Я раздеваюсь перед ним, словно ничего не чувствую при этом. Моё бедное сердце — измученный воробей. Байрон выпускает ещё один глубокий, почти яростный вздох. Затем, когда я снимаю блузку, он встаёт, поправляет ширму перед ванной и удаляется на кухню, будто убегая от смертельной опасности.

* * *

Моюсь самой горячей водой в мире, переодеваюсь в джинсы и чистую футболку. Байрон не выходит из кухни, его как будто туда отправили в наказание. Когда я подхожу к нему, он стоит, прислонившись спиной к раковине, и потягивает кофе из огромной чашки. Он накрыл стол для меня, только для меня. Белая керамическая миска, ложка. Горячий суп. Стакан шоколадного молока.

— Пока ты ешь, моя очередь принять душ, — говорит он.

«Молодец, смой эту паршивую помаду».

Он выходит из кухни и поднимается в мезонин. Возится там с какими-то вещами, потом возвращается с чистой одеждой. Я сосредотачиваюсь на супе, проглатываю несколько глотков. Вкусно. Суп кремообразный, и по мере того, как его поглощаю, кажется, что тепло жизни проникает в каждую мою уставшую молекулу. Слышу, как течёт вода, и проглатываю невидимый кусочек, — больше нет ни супа, ни молока, только необходимость делать то, что я не должна делать.

Шпионить за ним.

Медленно выглядываю из проёма кухни. Не настолько, чтобы быть замеченной, только один глаз, один безрассудный, хищный глаз. Уверена, он этого не делал, он же джентльмен, герцог и джентльмен, а потом ему должно было хватить той потаскушки с помадой.

Ширма осталась на месте, но кое-что можно разглядеть.

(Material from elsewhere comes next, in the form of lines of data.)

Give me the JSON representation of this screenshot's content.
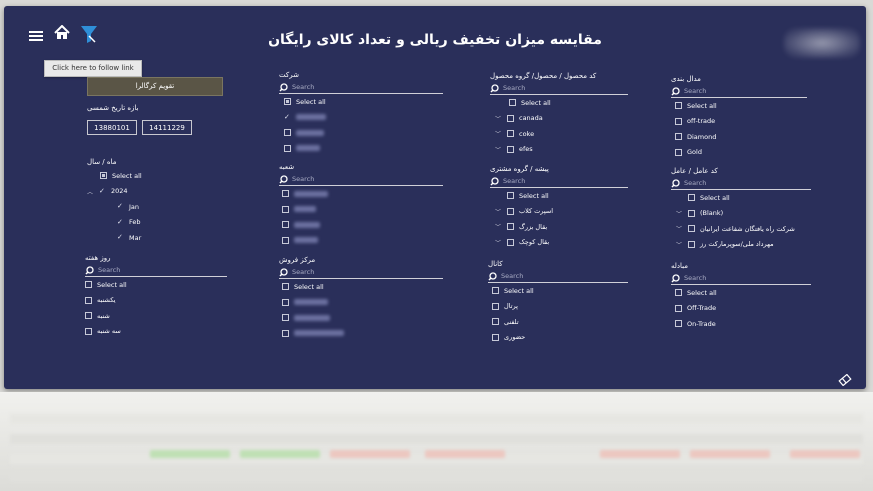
{
  "header": {
    "title": "مقایسه میزان تخفیف ریالی و تعداد کالای رایگان",
    "tooltip": "Click here to follow link"
  },
  "calendar_button": "تقویم کرگالرا",
  "date_range": {
    "label": "بازه تاریخ شمسی",
    "start": "13880101",
    "end": "14111229"
  },
  "slicers": {
    "month_year": {
      "label": "ماه / سال",
      "items": [
        "Select all",
        "2024",
        "Jan",
        "Feb",
        "Mar"
      ]
    },
    "weekday": {
      "label": "روز هفته",
      "search": "Search",
      "items": [
        "Select all",
        "یکشنبه",
        "شنبه",
        "سه شنبه"
      ]
    },
    "company": {
      "label": "شرکت",
      "search": "Search",
      "items": [
        "Select all"
      ]
    },
    "branch": {
      "label": "شعبه",
      "search": "Search"
    },
    "sales_center": {
      "label": "مرکز فروش",
      "search": "Search",
      "items": [
        "Select all"
      ]
    },
    "product_code": {
      "label": "کد محصول / محصول/ گروه محصول",
      "search": "Search",
      "items": [
        "Select all",
        "canada",
        "coke",
        "efes"
      ]
    },
    "profession": {
      "label": "پیشه / گروه مشتری",
      "search": "Search",
      "items": [
        "Select all",
        "اسپرت کلاب",
        "بقال بزرگ",
        "بقال کوچک"
      ]
    },
    "channel": {
      "label": "کانال",
      "search": "Search",
      "items": [
        "Select all",
        "پرتال",
        "تلفنی",
        "حضوری"
      ]
    },
    "channel_type": {
      "label": "مدال بندی",
      "search": "Search",
      "items": [
        "Select all",
        "off-trade",
        "Diamond",
        "Gold"
      ]
    },
    "agent": {
      "label": "کد عامل / عامل",
      "search": "Search",
      "items": [
        "Select all",
        "(Blank)",
        "شرکت راه یافتگان شفاعت ایرانیان",
        "مهرداد ملی/سوپرمارکت رز"
      ]
    },
    "exchange": {
      "label": "مبادله",
      "search": "Search",
      "items": [
        "Select all",
        "Off-Trade",
        "On-Trade"
      ]
    }
  },
  "icons": {
    "menu": "hamburger-icon",
    "home": "home-icon",
    "filter": "filter-icon",
    "eraser": "eraser-icon",
    "search": "search-icon"
  },
  "colors": {
    "background": "#2a2f5a",
    "accent": "#2f8fd8",
    "button": "#5a5546"
  }
}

«Боже, как же я хочу тебя».

Мне достаточно на него взглянуть, увидеть его мельком между стеной и ширмой, тень кожи, как стекает вода с его волос по спине, позвоночнику и бёдрам, чтобы стать жидкой и задыхающейся. У меня вырывается вздох разочарования и отчаяния. Я никогда не чувствовала себя так, никогда, за всю свою никчёмную жизнь. Я хочу его больше, чем когда-либо хотела неба, звёзд, воздуха, свободы и мести — за ничтожные двадцать пять лет. Но не только для этой ночи, для другой ночи, для последней ночи. Я хочу Байрона сейчас, и завтра, и послезавтра, и в будущем незапланированном дне. Я хочу это тело, которое сканирую с ностальгией, хочу его голос, его смех, дыхание, его руки, которые прикасаются ко мне и готовят для меня, его глаза, похожие на зелёное море, его язык, который на вкус как поэзия.